Cognitive Processes: Fulfilling this competency required me to recall (knowledge domain) the information clients shared with me, analyze (analysis domain) the client’s presenting needs and concerns, and apply (application domain) the information shared to the formulation of an effective, evidence-based intervention strategy.
Affective Processes: The implementation of effective intervention strategies required that I listened (receiving domain) intently to the client, that I responded (responding domain) with validation, and that I formulated (organization domain) and integrated (organization domain) effective intervention strategies that corresponded with and effectively addressed the client’s presenting needs, concerns, and values.
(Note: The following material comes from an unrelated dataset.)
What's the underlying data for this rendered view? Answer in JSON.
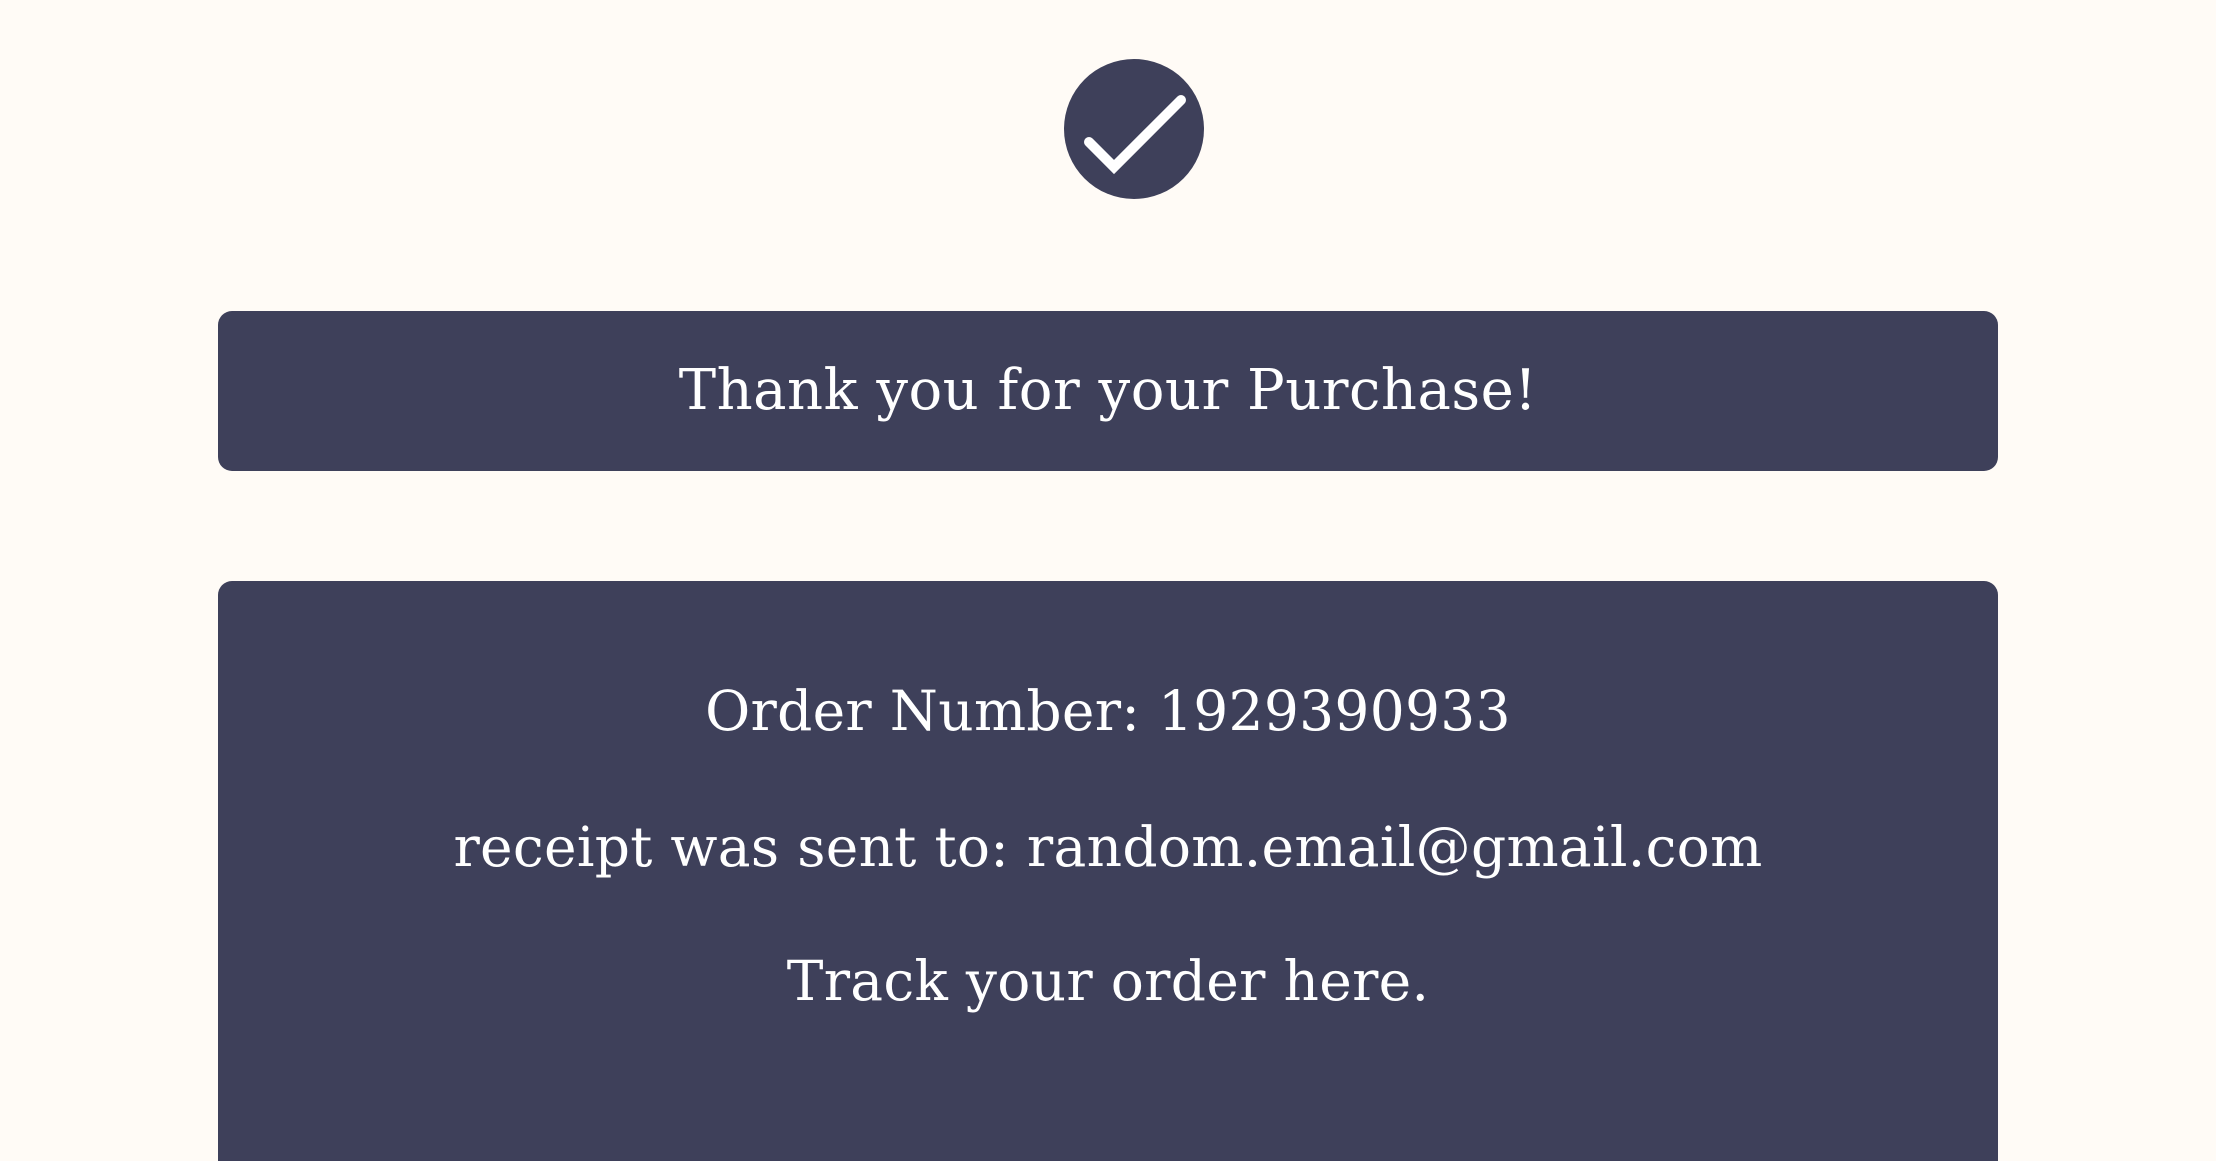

Theoretical Foundation: From a micro perspective, I believe a theory that directly correlates with this competency is the Theory of Planned Behavior as it addresses the the best predictors of a person’s planned and deliberate behavior. I believe that utilizing this theory when intervening with clients could be beneficial as it enables us to consider how a client might react to a specific intervention strategy. From both a micro and a macro perspective, I believe Systems Theory correlates with this competency in that it enables social workers to look holistically at a client’s conditions and environmental factors to gain a better understanding of why they might face issues or hardships. Additionally, Systems Theory also examines the intersection of systems and how smaller systems come together to affect the greater complex system; from a macro lens, Systems Theory enables social workers to view the community as not just one system but a system of interacting systems in which all types of formal and informal groups and individuals interact. Therefore, utilizing this theoretical foundation can allow social workers to determine which intervention strategy might be most effective at both the micro and macro levels.